French Author Patrick Modiano Awarded Nobel Prize in Literature 2014
French Author Patrick Modiano has been awarded the Nobel Prize in Literature 2014.
The author, who was introduced to the literary world by writer Raymond Queneau at school, beat Ngugi wa Thiong'o, Haruki Murakami, Svetlana Alexievich and Philip Roth, who were the bookies' favourites to take the prestigious prize.
Peter Englund, permanent secretary of the Swedish Academy, said: "Modiano is a French author who was born in France [in] 1945, he has written some 30 different books, mainly novels, but also a number of childrens' books, movie scripts, but is mainly known for his novels. which are very very specific.
"They are small books, 130, 150 pages, which are always variations of the same theme - memory, loss, identity, seeking. Those are his important themes: memory, identity, and time. He is a well known name in France but pretty well not anywhere else.

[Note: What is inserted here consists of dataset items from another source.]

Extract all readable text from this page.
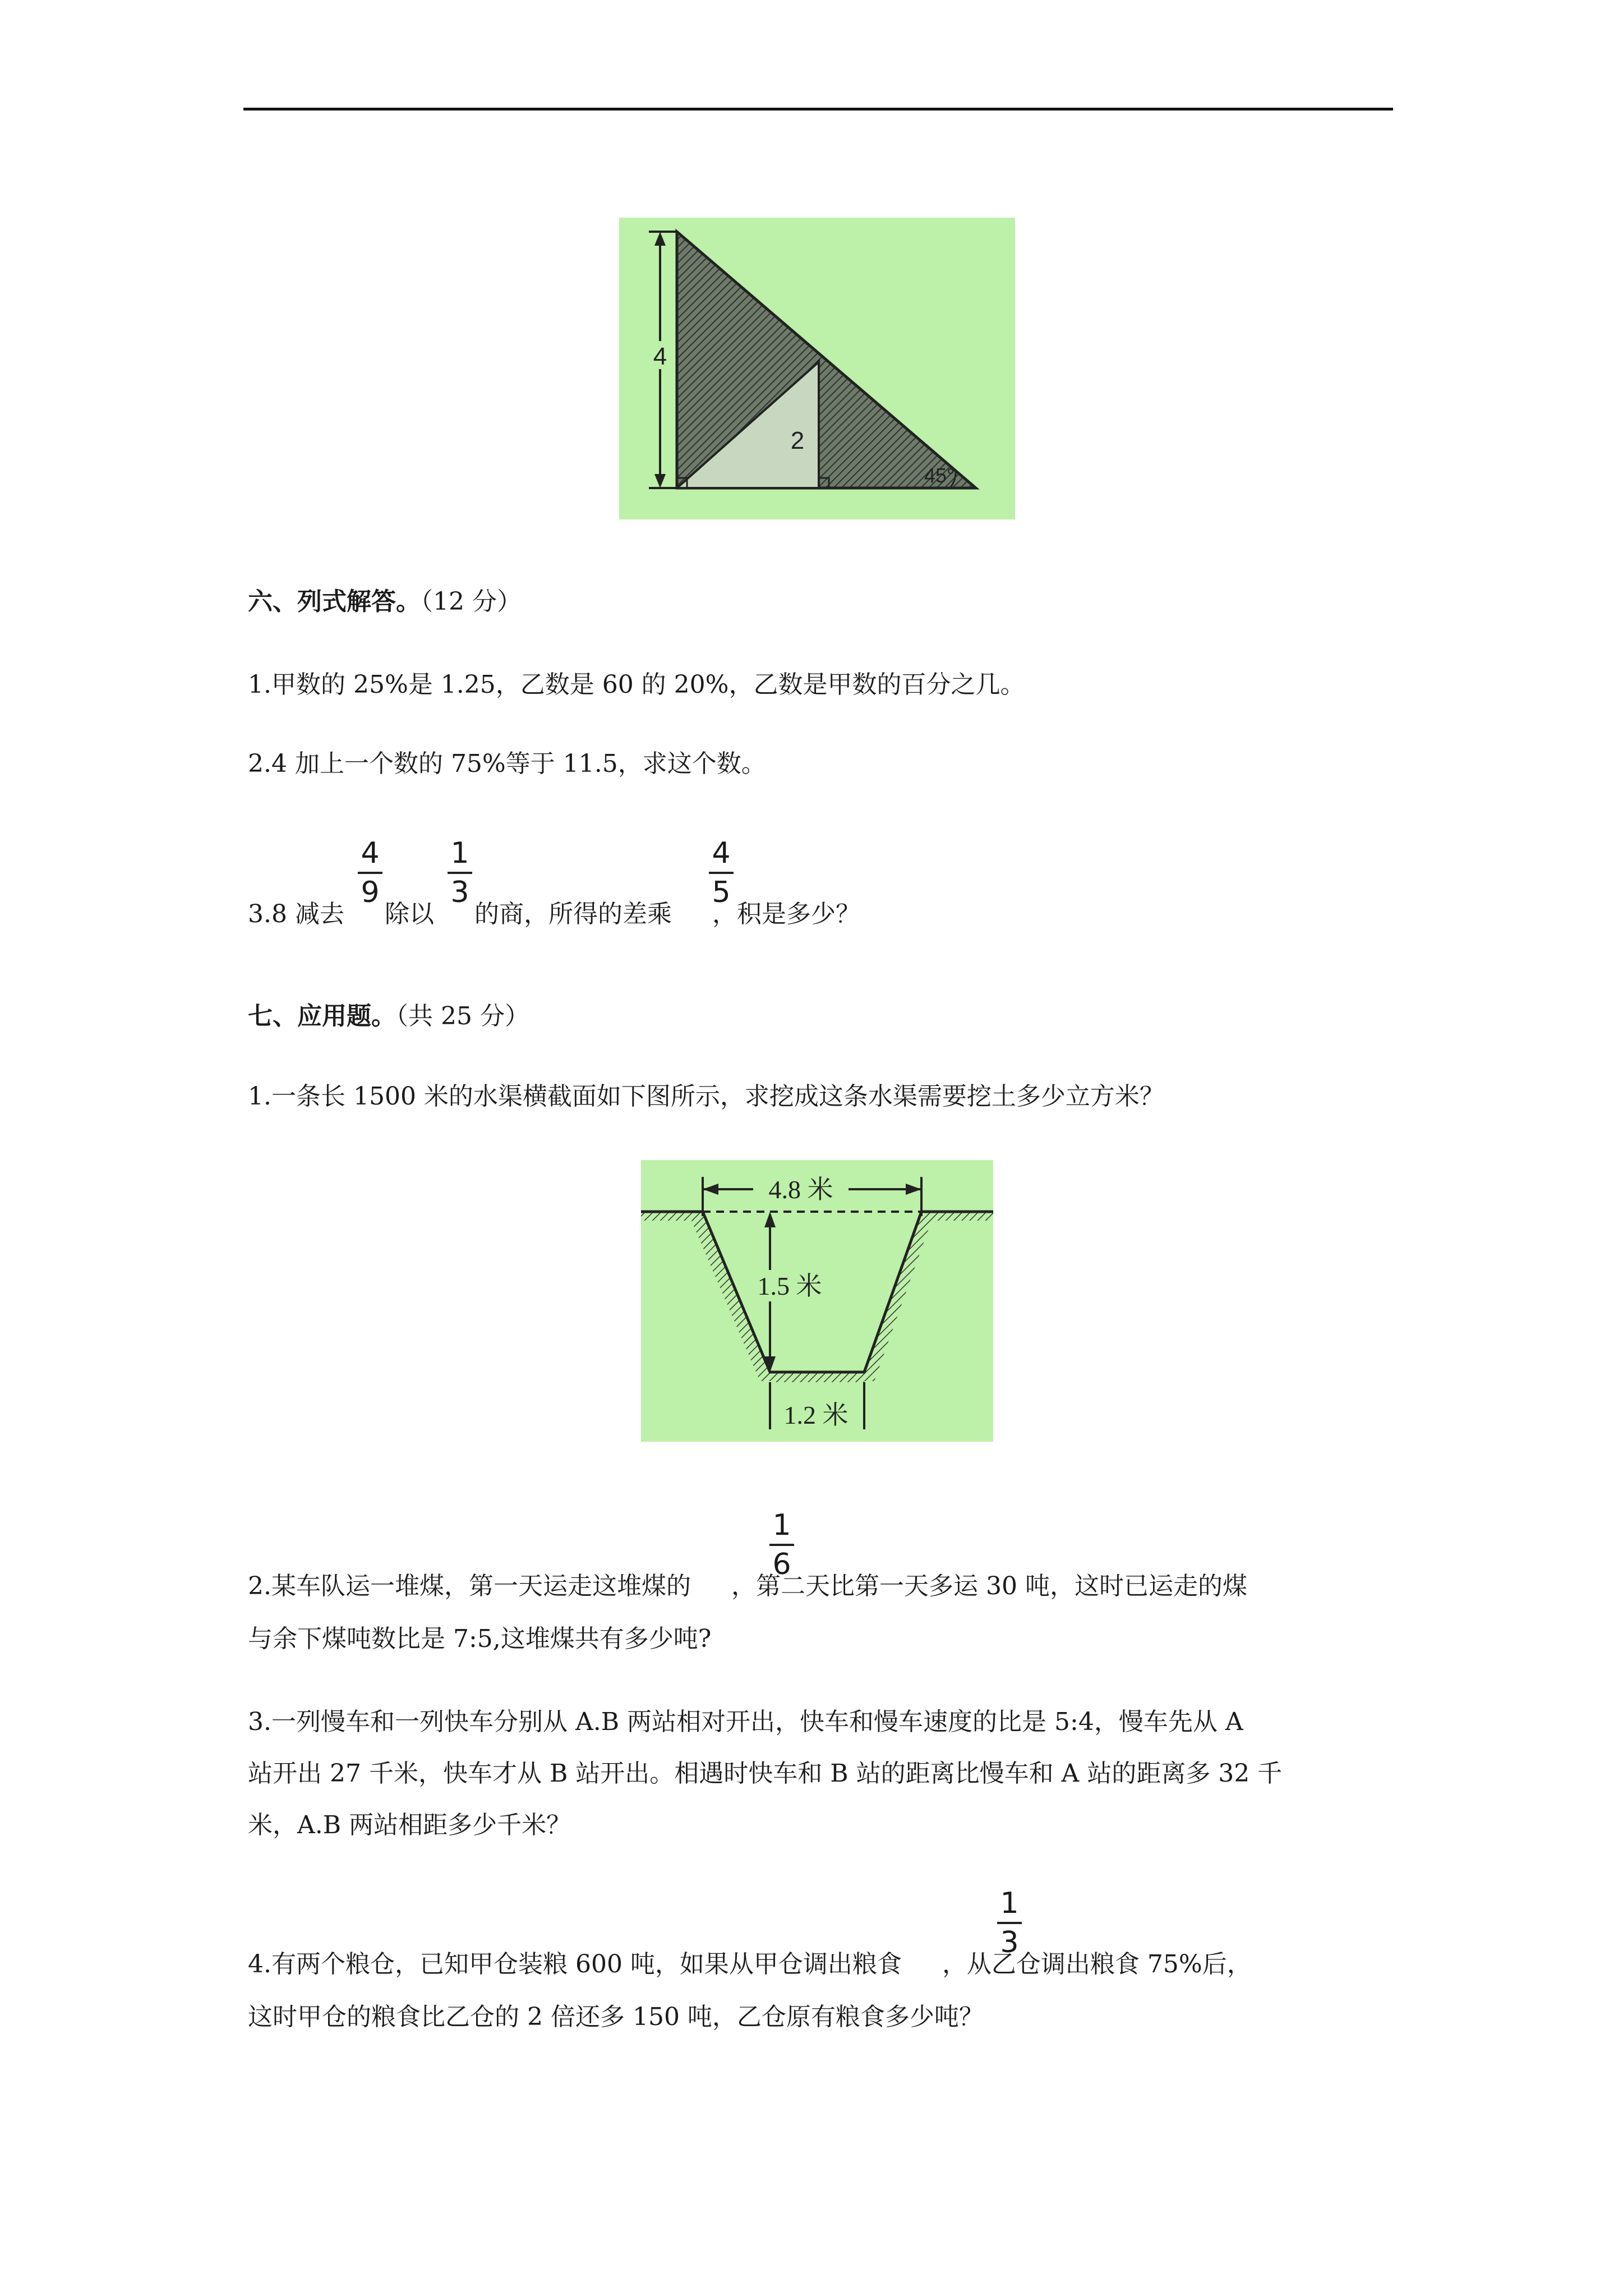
4
2
45°
六、列式解答。（12 分）
1.甲数的 25%是 1.25，乙数是 60 的 20%，乙数是甲数的百分之几。
2.4 加上一个数的 75%等于 11.5，求这个数。
3.8 减去 除以 的商，所得的差乘 ，积是多少？
4
9
1
3
4
5
七、应用题。（共 25 分）
1.一条长 1500 米的水渠横截面如下图所示，求挖成这条水渠需要挖土多少立方米？
4.8 米
1.5 米
1.2 米
2.某车队运一堆煤，第一天运走这堆煤的 ，第二天比第一天多运 30 吨，这时已运走的煤
1
6
与余下煤吨数比是 7:5,这堆煤共有多少吨?
3.一列慢车和一列快车分别从 A.B 两站相对开出，快车和慢车速度的比是 5:4，慢车先从 A
站开出 27 千米，快车才从 B 站开出。相遇时快车和 B 站的距离比慢车和 A 站的距离多 32 千
米，A.B 两站相距多少千米？
4.有两个粮仓，已知甲仓装粮 600 吨，如果从甲仓调出粮食 ，从乙仓调出粮食 75%后，
1
3
这时甲仓的粮食比乙仓的 2 倍还多 150 吨，乙仓原有粮食多少吨？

"He has been translated into Swedish. More into Swedish than English, but well known and read in France."
A statistic released before the announcement by the Nobel teams revealed the prize has previously been won by 76 prose writers, 33 poets, 14 drama writers, three philosophy/essay writers and two historians.
This sparked rumours that the 2014 prize could be claimed by Ngugi, the 76-year-old Kenyan playwright, or Irvine, professor of English at the University of California.
Modiano published his first novel, La Place de l'Étoile, in 1968, after reading the manuscript to Queneau.
In 1973 he co-wrote the screenplay of Lacombe Lucien, directed by Louis Malle, which tells the story of a boy in the French Gestapo during the German occupation of France in World War II.
Other notable works of literature include Rue des Boutiques Obscures (Missing Person), his 1996 novel Du Plus Loin de l'Oubli (Out Of The Dark) and Dora Bruder, published in 1997.
Englund added: "I can recommend Missing Person. He is very fnd of the detective genre and he plays with it. It is a story about a detective who has lost his memory and his final case is finding out who he really is, he is tracing his own steps through history to find out who he is."